サムと重ねる月日。やっと歩み寄ってこれたと思えるサムの行動がある。
うまく思いをサムに伝えられなく、サムが何を考えているのか汲み取れず、悩む事も多い日々の生活。
その日常の中で、サムの行動が変わったのはいつからだろう?と思うことが多くなった。
サムとの距離が近づいて、信頼関係が強くなっているのだと安堵と自信を持ちたいだけなのかも知れないが、サムの存在を素直にありがたいと思う。
「傍にいる」
それはごく当たり前の事なのだが、言葉通りスキッパーキサムはほとんどの時間を目の届く範囲に居ることが多くなった。
そして、より近くなったと感じる事ができる状態はサムの寝場所だ。
同じ空間を共にする個体同士の実質的な距離が近いことを肌身で感じられると同時に、形のない思いの親密さを覚える事がきでる行為。
「添い寝」
より近くなったと感じる行動は大したことではなく、温もりが伝わり、気持ちがあたたかくなる距離。
サムとの生活が始まった時には、サムの寝る場所はサークルの中。その後迷走していた頃もサークルの中。
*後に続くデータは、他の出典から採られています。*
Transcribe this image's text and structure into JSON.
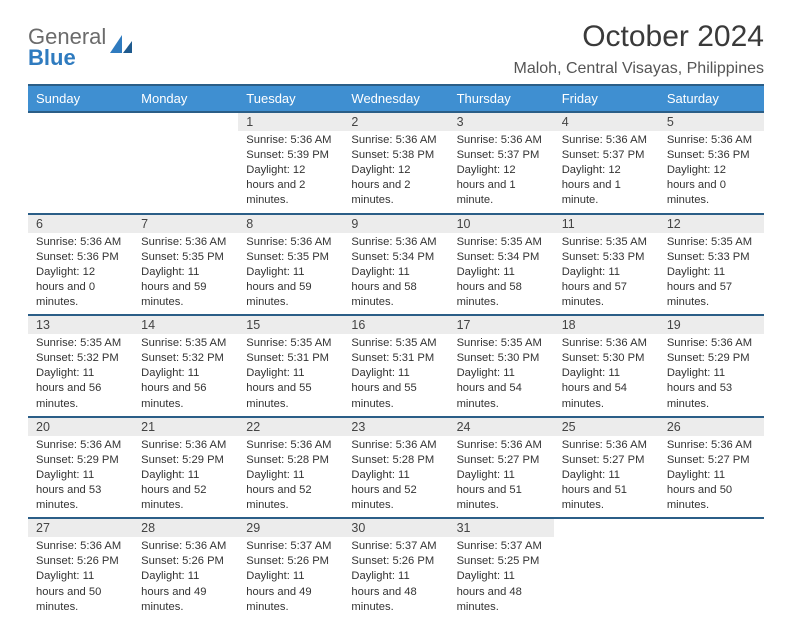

本、トレーナー、その他の情報によりそうせねばならないと思いこんでいた。
そんな状況下シャイなサムは大人なしく反抗もせず成長したが、だんだんとひとりぼっちになるサークルに戻りたくなく渋るようなった。
今であればどんな素晴らしい教えであっても、その事が100%正しいというわけではなく、それぞれの生活環境、性格、他、大事な要素によって違うものだと思うのだが、その頃にはどうするのが良いのかの判断さえもできなかった。
いつも振り返ると後悔することばかりだから、今は何がお互いにとって良いことなのかを考えて、よりサムとの生活を大切にしたいと思う。
だから、サムの対し方、一緒に暮らしていく考えを改め、サークルの扉を閉めず、サムが入っては行けない場所をなくした。
スキッパーキサムがオールフリー状態になってからも暫くは何も変わらず、人間だけのエリアだった所にはスキッパーキは一向に入り込まなかった。当たり前なのだが、犬エリア人エリアを強いていた事がサムの行動を見れば一目で分かる。
サムとの不可侵条約を作っていたわけなのだから勝手に条約を破棄し、態度を変えても、純粋で従順なスキッパーキは早々エリア侵入などしなかった。
寝る場所もサムの家であるサークルか、少し離れた所だったのだが、徐々に変わったと分かってくれたのか、サムからも近づいてきてくれた。
そんなふうに思いたいだけなのだろうが、サムの小さな一歩が、その一歩がさらなる距離をつめたと思う。